Evernote Architecture - 9 Million Users and 150 Million Requests a Day

The folks at Evernote were kind enough to write up an overview of their architecture in a post titled Architectural Digest. Dave Engberg describes their approach to networking, sharding, user storage, search, and some other custom services.

Evernote is a cool application, partially realizing Vannevar Bush's amazing vision of a memex. Wikipedia describes Evernote's features succinctly:

Evernote is a suite of software and services designed for notetaking and archiving. A "note" can be a piece of formattable text, a full webpage or webpage excerpt, a photograph, a voice memo, or a handwritten "ink" note. Notes can also have file attachments. Notes can then be sorted into folders, tagged, annotated, edited, given comments, and searched. Evernote supports a number of operating system platforms (including Android, Mac OS X, iOS, Microsoft Windows and WebOS), and also offers online synchronization and backup services.

Key here is that Evernote stores a lot of data, that must be searched, and synced through their cloud to any device you use.

Another key is the effect of Evernote's business model and cost structure. Evernote is notable for their pioneering of the freemium model, based on the idea from their CEO: The easiest way to get 1 million people paying is to get 1 billion people using. Evernote is designed to become profitable at a 1% conversion rate. The free online service limits users to a hefty 60 MB/month while premium users pay $45 per year for 1,000 MB/month. To be profitable they most store a lot of data without spending a lot of money. There's not a lot of room for extras, which accounts for the simple practicality of their architecture.
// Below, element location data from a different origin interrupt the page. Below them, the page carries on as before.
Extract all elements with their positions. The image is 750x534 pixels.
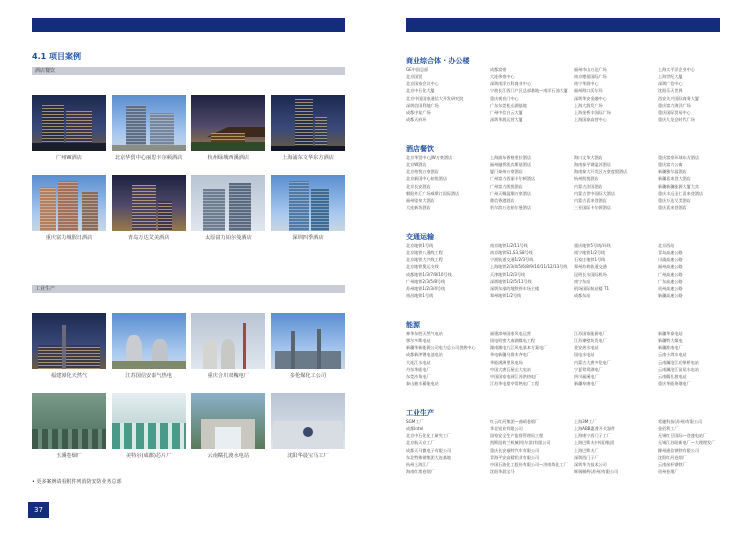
- project-item: 南宁华润中心: [574, 81, 599, 87]
- project-item: 北京国贸: [406, 74, 423, 80]
- photo-caption: 多伦煤化工公司: [289, 373, 327, 379]
- project-list: [406, 418, 720, 475]
- section-industry: [406, 409, 720, 475]
- project-item: 青海平安高精铝业有限公司: [490, 454, 540, 460]
- project-item: 重庆华能珞璜电厂: [658, 381, 691, 387]
- project-item: 江苏谏壁坊发电厂: [574, 338, 607, 344]
- project-item: 北京中国国家通信大开发研究院: [406, 95, 464, 101]
- project-item: 郑州苏荷轨道交通: [574, 264, 607, 270]
- project-item: 北京中石化大厦: [406, 88, 435, 94]
- hotel-photo: [32, 95, 106, 151]
- project-item: 贵州高速公路: [658, 285, 683, 291]
- project-item: 泰山抽水蓄能电站: [406, 381, 439, 387]
- project-item: 金安热水电站: [574, 345, 599, 351]
- project-item: 鄂尔多斯电站: [406, 338, 431, 344]
- project-item: 成都东站: [574, 293, 591, 299]
- project-list: [406, 66, 720, 123]
- project-item: 重庆富力公寓: [658, 162, 683, 168]
- project-list: [406, 154, 720, 211]
- project-item: 宁波轨道交通1/2/3号线: [490, 257, 534, 263]
- photo-card: [191, 313, 265, 379]
- hotel-photo: [32, 175, 106, 231]
- project-item: 华北铝业有限公司: [490, 426, 523, 432]
- project-item: 成都地铁1/3/7/8/10号线: [406, 271, 452, 277]
- project-item: 北京长安酒店: [406, 183, 431, 189]
- project-item: 北京中石化化工研究工厂: [406, 433, 452, 439]
- project-item: 辉瑞制药(苏州)有限公司: [574, 469, 619, 475]
- section-transport: [406, 233, 720, 299]
- industry-photo: [112, 313, 186, 369]
- project-item: 成都富豪: [490, 67, 507, 72]
- project-item: 北京西站: [658, 243, 675, 248]
- project-item: 深圳西门子厂: [574, 454, 599, 460]
- project-item: 青岛高速公路: [658, 250, 683, 256]
- photo-card: [32, 313, 106, 379]
- photo-caption: 玉溪卷烟厂: [56, 453, 82, 459]
- hotel-photo: [191, 175, 265, 231]
- project-item: 北京国家会议中心: [406, 81, 439, 87]
- left-page: [0, 0, 370, 534]
- photo-caption: 重庆富力城假日酒店: [45, 235, 93, 241]
- project-item: 贵州卷烟厂: [658, 469, 679, 475]
- category-bar-industry: [32, 285, 345, 293]
- project-item: 红云红河集团—曲靖卷烟厂: [490, 419, 540, 424]
- category-label: 酒店餐饮: [35, 68, 56, 74]
- photo-card: [191, 95, 265, 161]
- section-heading: 商业综合体 · 办公楼: [406, 57, 470, 65]
- photo-card: [191, 393, 265, 459]
- project-item: 神华东胜天然气电站: [406, 331, 443, 336]
- project-item: 朝阳外汇广场威斯汀国际酒店: [406, 190, 460, 196]
- photo-caption: 青岛万达艾美酒店: [127, 235, 170, 241]
- photo-caption: 重庆合川双槐电厂: [207, 373, 250, 379]
- photo-card: [191, 175, 265, 241]
- project-item: 三亚国际卡尔顿酒店: [574, 205, 611, 211]
- photo-row-industry-1: [32, 313, 345, 379]
- project-item: 希捷科技(苏州)有限公司: [658, 419, 703, 424]
- project-item: 内蒙古法国酒店: [574, 183, 603, 189]
- project-item: 广州富力凯悦酒店: [490, 183, 523, 189]
- section-heading: 交通运输: [406, 233, 434, 241]
- project-item: 福建漳州国家风电运营: [490, 331, 531, 336]
- project-item: 无锡红豆国际—登盛电站厂: [658, 433, 708, 439]
- project-item: 内蒙古世中国际大酒店: [574, 190, 615, 196]
- left-header-bar: [32, 18, 345, 32]
- project-item: 国电哈密大南湖煤电工程: [490, 338, 536, 344]
- project-item: 上海浦东香格里拉酒店: [490, 155, 531, 160]
- project-item: 北京华贸中心JW万豪酒店: [406, 155, 453, 160]
- project-item: 海南红塔卷烟厂: [406, 469, 435, 475]
- project-item: 重庆九龙仓时代广场: [658, 117, 695, 123]
- project-item: 东北特殊钢集团大连基地: [406, 454, 452, 460]
- project-item: 云南澜沧江苗尾水电站: [658, 366, 699, 372]
- section-heading: 能源: [406, 321, 420, 329]
- project-item: 宁夏鸳鸯湖电厂: [574, 366, 603, 372]
- project-item: 新疆阜康电厂: [574, 381, 599, 387]
- project-item: 大连伟豪中心: [490, 74, 515, 80]
- project-item: 中国石油化工股份有限公司—济南炼化工厂: [490, 461, 568, 467]
- photo-card: [271, 175, 345, 241]
- project-item: 新疆雅尔温酒店: [658, 169, 687, 175]
- project-item: 南宁地铁1/2号线: [574, 250, 606, 256]
- project-item: 云南澜沧江功果桥电站: [658, 359, 699, 365]
- project-item: 无锡江苏阳新电厂—大理理发厂: [658, 440, 716, 446]
- project-item: 成都天马微电子有限公司: [406, 447, 452, 453]
- project-item: 昆明长水国际机场: [574, 271, 607, 277]
- photo-caption: 福建漳化天然气: [50, 373, 88, 379]
- project-item: 云南小湾水电站: [658, 352, 687, 358]
- project-item: 上海康宁西门子工厂: [574, 433, 611, 439]
- hotel-photo: [271, 95, 345, 151]
- project-item: 上海大润发广场: [574, 102, 603, 108]
- project-item: 金佰利工厂: [658, 426, 679, 432]
- project-item: 上海金桥丰国际广场: [574, 109, 611, 115]
- category-label: 工业生产: [35, 286, 56, 292]
- project-item: 海口文华大酒店: [574, 155, 603, 160]
- project-item: 南京地铁1/2/11号线: [490, 243, 528, 248]
- project-item: 海南泰大开发区万豪度假酒店: [574, 169, 628, 175]
- project-list: [406, 330, 720, 387]
- project-item: 上海ABB惠普开关器件: [574, 426, 616, 432]
- project-item: 上海巴斯夫厂: [574, 447, 599, 453]
- photo-card: [271, 95, 345, 161]
- project-item: 广东东莞松山湖基地: [490, 102, 527, 108]
- photo-card: [32, 95, 106, 161]
- project-item: 沈阳华晨宝马: [490, 469, 515, 475]
- project-item: 上海太平洋企业中心: [658, 67, 695, 72]
- project-item: 广州天赐温顺万豪酒店: [490, 190, 531, 196]
- photo-row-hotel-1: [32, 95, 345, 161]
- page-number: 37: [28, 502, 49, 518]
- project-item: 新疆华泰电站: [658, 331, 683, 336]
- industry-photo: [32, 313, 106, 369]
- project-item: 大连江水电站: [406, 359, 431, 365]
- project-item: 云南糯扎渡电站: [658, 373, 687, 379]
- project-item: 西安关兴国际商务大厦: [658, 95, 699, 101]
- project-item: 凯斯纽荷兰机械(哈尔滨)有限公司: [490, 440, 551, 446]
- project-item: 深圳东部的地铁停车场主楼: [490, 285, 540, 291]
- project-item: 新疆高速公路: [658, 293, 683, 299]
- photo-caption: 云南糯扎渡水电站: [207, 453, 250, 459]
- project-item: 上海3M工厂: [574, 419, 597, 424]
- hotel-photo: [271, 175, 345, 231]
- project-item: SGM工厂: [406, 419, 424, 424]
- project-item: 湖南湘电九江风电基本方案电厂: [490, 345, 548, 351]
- photo-card: [32, 393, 106, 459]
- project-item: 南昌地铁1号线: [406, 293, 434, 299]
- project-item: 沈阳红河卷烟厂: [658, 454, 687, 460]
- project-item: 上海世纪大厦: [658, 74, 683, 80]
- project-item: 广州中信白云大厦: [490, 109, 523, 115]
- photo-row-industry-2: [32, 393, 345, 459]
- project-item: 华电新疆乌鲁木齐电厂: [490, 352, 531, 358]
- photo-caption: 美特尔(成都)芯片厂: [125, 453, 172, 459]
- project-item: 国家安全生产监督管理局工程: [490, 433, 544, 439]
- project-item: 上海巴斯夫(中国)集团: [574, 440, 615, 446]
- project-item: 福州市山万达广场: [574, 67, 607, 72]
- section-energy: [406, 321, 720, 387]
- project-item: 中国大唐瓦屋山大电站: [490, 366, 531, 372]
- project-item: 杭州凯悦酒店: [574, 176, 599, 182]
- project-item: 北京W酒店: [406, 162, 427, 168]
- project-item: 福州高速公路: [658, 264, 683, 270]
- photo-caption: 深圳四季酒店: [292, 235, 324, 241]
- project-item: 江苏华电望亭常熟电厂工程: [490, 381, 540, 387]
- project-item: 北京地铁八通线工程: [406, 250, 443, 256]
- project-item: 重庆丰远圣仁喜来登酒店: [658, 190, 704, 196]
- footnote: • 更多案例请看附件列消防安防业务总部: [32, 479, 122, 485]
- project-item: 重庆地铁5号线/环线: [574, 243, 611, 248]
- right-page: [380, 0, 750, 534]
- project-item: 重庆富力海洋广场: [658, 102, 691, 108]
- project-item: 海南泰平钢盈苏酒店: [574, 162, 611, 168]
- project-item: 福州海口沃尔玛: [574, 88, 603, 94]
- project-item: 郑州地铁1/2号线: [490, 293, 522, 299]
- project-item: 柳州通信钢铁有限公司: [658, 447, 699, 453]
- project-item: 北京地铁大兴线工程: [406, 257, 443, 263]
- project-item: 上海地铁2/3/4/5/6/8/9/10/11/12/13号线: [490, 264, 568, 270]
- project-item: 重庆长安福特汽车有限公司: [490, 447, 540, 453]
- project-item: 鼎信香港酒店: [490, 197, 515, 203]
- project-item: 深圳华润运营大厦: [490, 117, 523, 123]
- project-item: 华能满洲里风电场: [490, 359, 523, 365]
- project-item: 新疆准南电厂: [658, 345, 683, 351]
- photo-card: [271, 393, 345, 459]
- project-item: 上海国泰高营中心: [574, 117, 607, 123]
- project-item: 南宁东站: [574, 278, 591, 284]
- photo-card: [112, 313, 186, 379]
- project-item: 重庆国际贸易中心: [658, 109, 691, 115]
- project-item: 沈阳乐天世界: [658, 88, 683, 94]
- project-item: 新疆华新能源公司电力总公司供热中心: [406, 345, 476, 351]
- photo-card: [32, 175, 106, 241]
- project-item: 深圳地铁1/2/5/11号线: [490, 278, 532, 284]
- project-item: 云南丝杆钢铁厂: [658, 461, 687, 467]
- project-item: 苏州地铁1/2/3/4号线: [406, 285, 446, 291]
- project-item: 厦门泰州万豪酒店: [490, 169, 523, 175]
- project-item: 内蒙古大唐多伦电厂: [574, 359, 611, 365]
- section-title: 4.1 项目案例: [32, 52, 81, 61]
- photo-card: [112, 95, 186, 161]
- project-item: 重庆万达艾美酒店: [658, 197, 691, 203]
- project-item: 北京地铁1号线: [406, 243, 434, 248]
- project-item: 内蒙古喜来登酒店: [574, 197, 607, 203]
- project-list: [406, 242, 720, 299]
- project-item: 机场国际航站楼 T1: [574, 285, 610, 291]
- project-item: 深圳华安金融中心: [574, 95, 607, 101]
- project-item: 成都天府环: [406, 117, 427, 123]
- photo-card: [112, 393, 186, 459]
- project-item: 成都Intel: [406, 426, 424, 432]
- photo-caption: 沈阳华晨宝马工厂: [287, 453, 329, 459]
- industry-photo: [271, 393, 345, 449]
- project-item: 深圳南洋万科商业中心: [490, 81, 531, 87]
- industry-photo: [191, 393, 265, 449]
- project-item: 江苏国家能源电厂: [574, 331, 607, 336]
- project-item: 中国国家电网江苏供热电厂: [490, 373, 540, 379]
- hotel-photo: [112, 175, 186, 231]
- photo-card: [112, 175, 186, 241]
- section-heading: 酒店餐饮: [406, 145, 434, 153]
- photo-row-hotel-2: [32, 175, 345, 241]
- project-item: 南京德基国际广场: [574, 74, 607, 80]
- project-item: 广州地铁2/3/5/8号线: [406, 278, 446, 284]
- industry-photo: [112, 393, 186, 449]
- section-heading: 工业生产: [406, 409, 434, 417]
- project-item: 宁波长江西门户区总部基地—南洋石油大厦: [490, 88, 568, 94]
- photo-caption: 北京华贸中心丽思卡尔顿酒店: [114, 155, 183, 161]
- project-item: 广州富力西丽卡尔顿酒店: [490, 176, 536, 182]
- project-item: 北京地铁奥运支线: [406, 264, 439, 270]
- photo-caption: 上海浦东文华东方酒店: [282, 155, 334, 161]
- project-item: 重庆喜来登酒店: [658, 205, 687, 211]
- project-item: 东莞沙角电厂: [406, 373, 431, 379]
- project-item: GE中国总部: [406, 67, 429, 72]
- project-item: 国电水电站: [574, 352, 595, 358]
- project-item: 川渝高速公路: [658, 257, 683, 263]
- project-item: 深圳广信中心: [658, 81, 683, 87]
- project-item: 深圳信国利地广场: [406, 102, 439, 108]
- section-hotel: [406, 145, 720, 211]
- right-header-bar: [406, 18, 720, 32]
- project-item: 哈尔滨万达铂尔曼酒店: [490, 205, 531, 211]
- project-item: 广州高速公路: [658, 271, 683, 277]
- project-item: 大连新坊酒店: [406, 205, 431, 211]
- project-item: 四川福溪电厂: [574, 373, 599, 379]
- project-item: 深圳华为技术公司: [574, 461, 607, 467]
- project-item: 北京柏悦万豪酒店: [406, 169, 439, 175]
- project-item: 重庆富豪环球东方酒店: [658, 155, 699, 160]
- industry-photo: [191, 313, 265, 369]
- photo-caption: 广州W酒店: [56, 155, 82, 161]
- project-item: 成都中复广场: [406, 109, 431, 115]
- category-bar-hotel: [32, 67, 345, 75]
- project-item: 石家庄地铁1号线: [574, 257, 606, 263]
- project-item: 新疆特大煤电: [658, 338, 683, 344]
- project-item: 杭州上海江厂: [406, 461, 431, 467]
- photo-card: [271, 313, 345, 379]
- photo-caption: 杭州绿城西溪酒店: [207, 155, 250, 161]
- project-item: 新疆喜来登大酒店: [658, 176, 691, 182]
- project-item: 南京地铁S1,S3,S8号线: [490, 250, 533, 256]
- project-item: 北京航天京工厂: [406, 440, 435, 446]
- project-item: 天津地铁1/2/3号线: [490, 271, 526, 277]
- project-item: 广东高速公路: [658, 278, 683, 284]
- project-item: 福州望泉大酒店: [406, 197, 435, 203]
- industry-photo: [32, 393, 106, 449]
- project-item: 北京新国中心铂悦酒店: [406, 176, 447, 182]
- photo-caption: 太原富力铂尔曼酒店: [204, 235, 252, 241]
- section-commercial: [406, 57, 720, 123]
- hotel-photo: [112, 95, 186, 151]
- project-item: 成都新津锂电池电站: [406, 352, 443, 358]
- project-item: 重庆观音门中心: [490, 95, 519, 101]
- industry-photo: [271, 313, 345, 369]
- hotel-photo: [191, 95, 265, 151]
- project-item: 新疆新疆能源大厦大宾: [658, 183, 699, 189]
- photo-caption: 江苏国信安泰气热电: [125, 373, 172, 379]
- project-item: 福州融侨凯宾斯基酒店: [490, 162, 531, 168]
- project-item: 丹东华能电厂: [406, 366, 431, 372]
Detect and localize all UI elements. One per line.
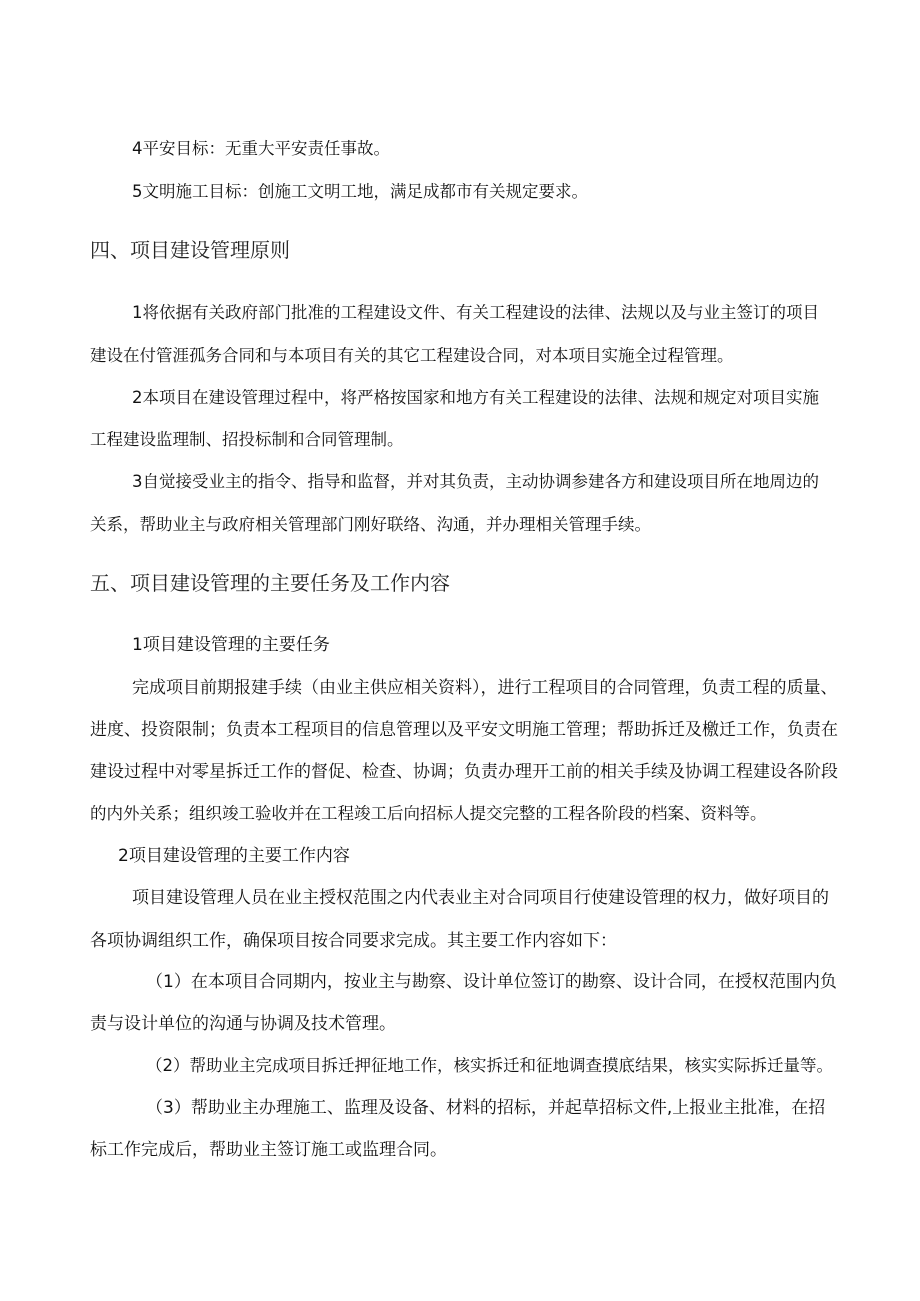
work-item-1-line-2: 责与设计单位的沟通与协调及技术管理。 (90, 1014, 396, 1034)
work-item-1-line-1: （1）在本项目合同期内，按业主与勘察、设计单位签订的勘察、设计合同，在授权范围内负 (146, 972, 837, 992)
main-tasks-line-4: 的内外关系；组织竣工验收并在工程竣工后向招标人提交完整的工程各阶段的档案、资料等。 (90, 804, 767, 823)
section-5-heading: 五、项目建设管理的主要任务及工作内容 (90, 571, 450, 595)
work-item-3-line-1: （3）帮助业主办理施工、监理及设备、材料的招标，并起草招标文件,上报业主批准，在招 (146, 1098, 826, 1118)
principle-2-line-1: 2本项目在建设管理过程中，将严格按国家和地方有关工程建设的法律、法规和规定对项目实施 (132, 388, 819, 407)
main-tasks-line-2: 进度、投资限制；负责本工程项目的信息管理以及平安文明施工管理；帮助拆迁及檄迁工作，负责在 (90, 720, 838, 740)
main-tasks-line-3: 建设过程中对零星拆迁工作的督促、检查、协调；负责办理开工前的相关手续及协调工程建设各阶段 (90, 762, 838, 782)
principle-3-line-1: 3自觉接受业主的指令、指导和监督，并对其负责，主动协调参建各方和建设项目所在地周边的 (132, 472, 819, 491)
principle-3-line-2: 关系，帮助业主与政府相关管理部门刚好联络、沟通，并办理相关管理手续。 (90, 515, 651, 534)
goal-safety: 4平安目标：无重大平安责任事故。 (132, 139, 390, 158)
subsection-1-title: 1项目建设管理的主要任务 (132, 635, 330, 655)
main-tasks-line-1: 完成项目前期报建手续（由业主供应相关资料），进行工程项目的合同管理，负责工程的质量、 (132, 678, 838, 698)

The article is short and succinct, so definitely read it for details. Some takeaways:

  • Controlling costs. Evernote runs out of a pair of dedicated cages in a data center in Santa Clara, California. Using a cloud wouldn't provide enough processing power and storage at a cheap enough cost to make Evernote's business model work. As their load doesn't appear to be spiky, using their own colo site makes a lot of sense, especially given how they make use of VMs for reliability.
  • Architecture based on the nature of the data. User notes are independent of each other, which makes it very practical for Evernote to shard their 9.5 million total users across 90 shards. Each shard is a pair of two quad-core Intel  SuperMicro boxes with lots RAM and a full chassis of Seagate enterprise drives in mirrored RAID configurations. All storage and API processing is handled by a shard. They've found using directly attached storage to have the best price/performance ratio. Using a remote storage tier, with the same level of redundancy, would cost substantially more. Adding drives to a server and replicating with DRDB is low both in overhead and costs.
  • Application redundancy. Each box runs two VMs. A primary VM runs the core stack: Debian + Java 6 + Tomcat + Hibernate + Ehcache +  Stripes + GWT + MySQL (for metadata) + hierarchical local file systems (for file data). DRDB is used to replication a primary VM to a secondary VM on another box. Heartbeat is used to fail over to a secondary VM is the primary VM dies. A smart way to use those powerful machines and make a reliable system with fewer resources.
  • Data reliability. User data is stored on four different enterprise drives across two different physical servers. Nightly backups  copies data over a dedicated 1Gbps link to a secondary data center.
  • Fast request routing. User account information--username, MD5 password, and user shard ID--is stored in an in-memory MySQL database. Reliability comes from RAID mirroring, DRBD replication to a secondary, and nightly backups. This approach makes the routing of users to their data a simple and fast in-memory lookup, while still being highly available.
  • A separate pool of 28 8-core servers process images for search, handwriting recognition, and other services. This is custom software and is a powerful value-add that is not easily replicated by anyone else.
  • Puppet is used for configuration management.
  • Monitoring is done with Zabbix, Opsview, and AlertSite.

There's a promise of future articles focusing more on individual subsystems. I look forward to these as you have to appreciate the elegance of the system they've created for their business model. A good example to learn from.